The East Coast Integrated Depot consists of a multi-level train depot and a multi-level bus depot.

===Train depot===
The train depot will consist of three levels, each serving a different MRT line. The underground portion will house a 66-track depot for the Downtown Line, which will be commissioned following the opening of Stage 3e of the line. The at-grade portion will house a 62-track depot for the Thomson–East Coast Line, to be commissioned following the completion of Stage 5 of the line.
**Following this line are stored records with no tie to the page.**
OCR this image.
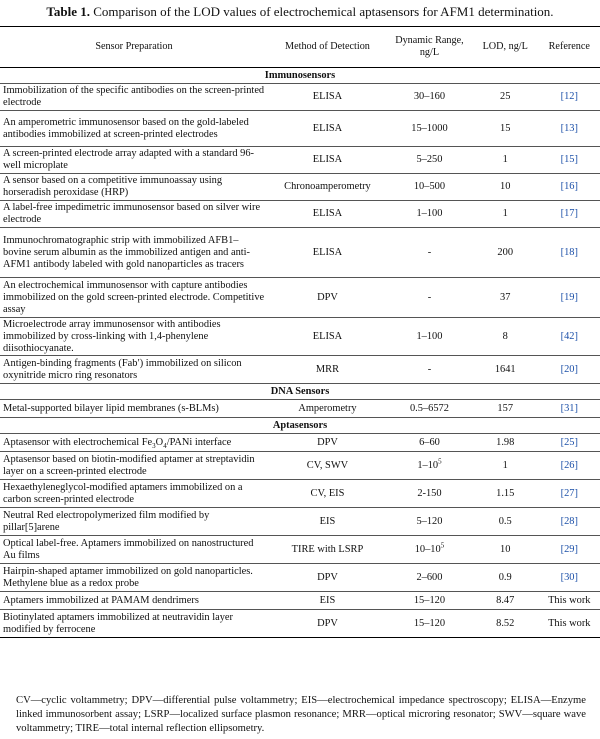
Table 1. Comparison of the LOD values of electrochemical aptasensors for AFM1 determination.
Sensor Preparation	Method of Detection	Dynamic Range, ng/L	LOD, ng/L	Reference
Immunosensors				
Immobilization of the specific antibodies on the screen-printed electrode	ELISA	30–160	25	[12]
An amperometric immunosensor based on the gold-labeled antibodies immobilized at screen-printed electrodes	ELISA	15–1000	15	[13]
A screen-printed electrode array adapted with a standard 96-well microplate	ELISA	5–250	1	[15]
A sensor based on a competitive immunoassay using horseradish peroxidase (HRP)	Chronoamperometry	10–500	10	[16]
A label-free impedimetric immunosensor based on silver wire electrode	ELISA	1–100	1	[17]
Immunochromatographic strip with immobilized AFB1–bovine serum albumin as the immobilized antigen and anti-AFM1 antibody labeled with gold nanoparticles as tracers	ELISA	-	200	[18]
An electrochemical immunosensor with capture antibodies immobilized on the gold screen-printed electrode. Competitive assay	DPV	-	37	[19]
Microelectrode array immunosensor with antibodies immobilized by cross-linking with 1,4-phenylene diisothiocyanate.	ELISA	1–100	8	[42]
Antigen-binding fragments (Fab′) immobilized on silicon oxynitride micro ring resonators	MRR	-	1641	[20]
DNA Sensors				
Metal-supported bilayer lipid membranes (s-BLMs)	Amperometry	0.5–6572	157	[31]
Aptasensors				
Aptasensor with electrochemical $Fe_3O_4$/PANi interface	DPV	6–60	1.98	[25]
Aptasensor based on biotin-modified aptamer at streptavidin layer on a screen-printed electrode	CV, SWV	$1-10^5$	1	[26]
Hexaethyleneglycol-modified aptamers immobilized on a carbon screen-printed electrode	CV, EIS	2-150	1.15	[27]
Neutral Red electropolymerized film modified by pillar[5]arene	EIS	5–120	0.5	[28]
Optical label-free. Aptamers immobilized on nanostructured Au films	TIRE with LSRP	$10-10^5$	10	[29]
Hairpin-shaped aptamer immobilized on gold nanoparticles. Methylene blue as a redox probe	DPV	2–600	0.9	[30]
Aptamers immobilized at PAMAM dendrimers	EIS	15–120	8.47	This work
Biotinylated aptamers immobilized at neutravidin layer modified by ferrocene	DPV	15–120	8.52	This work
CV—cyclic voltammetry; DPV—differential pulse voltammetry; EIS—electrochemical impedance spectroscopy; ELISA—Enzyme linked immunosorbent assay; LSRP—localized surface plasmon resonance; MRR—optical microring resonator; SWV—square wave voltammetry; TIRE—total internal reflection ellipsometry.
Finally, the elevated portion will house a 72-track depot for the East–West Line, replacing the Changi Depot, which was closed on 14 March 2026. Each of the three depots will operate independently, a first for Singapore, and will be designed to accommodate trains of varying lengths: three-car, four-car, and six-car configurations, depending on the line they serve.

The facility will be located between Simei station and Tanah Merah station on the East–West Line, between Xilin station and Sungei Bedok station on the Downtown Line, and off Sungei Bedok station on the Thomson–East Coast Line. It will also connect to Tanah Merah station on the Thomson–East Coast Line after the Changi Airport Branch is absorbed into the line.
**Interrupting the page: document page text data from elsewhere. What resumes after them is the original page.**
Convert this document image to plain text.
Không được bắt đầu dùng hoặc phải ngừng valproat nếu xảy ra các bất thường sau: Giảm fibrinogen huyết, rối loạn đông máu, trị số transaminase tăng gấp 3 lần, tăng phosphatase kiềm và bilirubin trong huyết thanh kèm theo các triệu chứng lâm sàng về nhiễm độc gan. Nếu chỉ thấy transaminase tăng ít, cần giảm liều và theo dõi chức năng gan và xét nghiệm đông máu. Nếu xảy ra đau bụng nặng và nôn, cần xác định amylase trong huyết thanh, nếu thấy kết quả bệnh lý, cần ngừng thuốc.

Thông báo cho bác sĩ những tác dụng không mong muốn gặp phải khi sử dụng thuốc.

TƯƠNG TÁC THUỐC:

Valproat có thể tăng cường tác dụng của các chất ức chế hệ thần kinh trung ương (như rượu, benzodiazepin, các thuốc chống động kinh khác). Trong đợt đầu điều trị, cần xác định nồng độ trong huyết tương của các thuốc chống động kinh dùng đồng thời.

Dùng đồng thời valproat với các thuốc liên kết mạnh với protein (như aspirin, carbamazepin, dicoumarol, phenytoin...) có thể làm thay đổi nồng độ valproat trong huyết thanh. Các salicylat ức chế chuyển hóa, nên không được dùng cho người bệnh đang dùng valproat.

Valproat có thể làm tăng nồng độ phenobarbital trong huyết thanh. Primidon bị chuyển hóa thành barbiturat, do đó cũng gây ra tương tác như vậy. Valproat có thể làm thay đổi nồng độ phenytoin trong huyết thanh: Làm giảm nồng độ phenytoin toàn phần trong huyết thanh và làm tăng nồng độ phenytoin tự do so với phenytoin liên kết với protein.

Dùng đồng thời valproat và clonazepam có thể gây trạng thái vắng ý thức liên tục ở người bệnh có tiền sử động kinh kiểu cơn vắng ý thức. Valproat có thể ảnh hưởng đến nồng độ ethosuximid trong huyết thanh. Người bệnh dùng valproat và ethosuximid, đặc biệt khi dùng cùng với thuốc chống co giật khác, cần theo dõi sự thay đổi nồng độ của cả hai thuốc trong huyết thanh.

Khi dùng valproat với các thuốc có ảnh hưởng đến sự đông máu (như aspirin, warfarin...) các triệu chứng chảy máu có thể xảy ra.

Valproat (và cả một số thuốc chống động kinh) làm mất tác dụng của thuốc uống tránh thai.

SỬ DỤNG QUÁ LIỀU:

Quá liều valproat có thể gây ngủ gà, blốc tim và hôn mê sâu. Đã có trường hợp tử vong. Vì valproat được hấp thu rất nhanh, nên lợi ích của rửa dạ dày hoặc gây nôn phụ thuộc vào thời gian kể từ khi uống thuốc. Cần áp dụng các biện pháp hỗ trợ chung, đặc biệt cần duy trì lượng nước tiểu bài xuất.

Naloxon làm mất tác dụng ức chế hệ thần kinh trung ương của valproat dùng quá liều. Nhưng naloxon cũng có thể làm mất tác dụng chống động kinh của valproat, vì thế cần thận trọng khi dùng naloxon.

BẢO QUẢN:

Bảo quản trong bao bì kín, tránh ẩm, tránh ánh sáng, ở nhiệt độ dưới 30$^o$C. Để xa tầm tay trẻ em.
The depot has ten reception tracks:

- 2 tracks eastbound towards Simei station for the EWL
- 1 track westbound towards Tanah Merah station for the EWL
- 1 track eastbound towards Xilin station for the DTL
- 4 tracks westbound towards Sungei Bedok station for the DTL and TEL
- 1 track westbound towards Tanah Merah station for the TEL
- 1 track eastbound towards Changi Airport Terminal 5 for the TEL

===Bus depot===
East Coast Bus Depot is a multi-storey bus depot facility, located adjacent to the train depot within the Sungei Bedok area. It forms part of the East Coast Integrated Depot, an integrated rail and bus facility that also serves the East–West Line, Downtown Line, and Thomson–East Coast Line. The co-location of rail and bus depots allows for more efficient land use and construction.

The depot was planned to support the growing bus fleet under the Bus Service Enhancement Programme (BSEP) and Bus Contracting Model (BCM). It is designed to accommodate over 500 buses and will include a Bus Operations Control Centre, administrative offices, maintenance workshops, refuelling and washing facilities, and multi-level parking. Similar to Soon Lee Bus Depot and Woodlands Bus Depot, the ground level will host maintenance and service facilities, while bus parking decks will be located on the second and third levels. It will have 550 parking lots.

With the Tampines bus package awarded to Go-Ahead Singapore in September 2025, the operator took over as the anchor operator of the depot on 5 July 2026.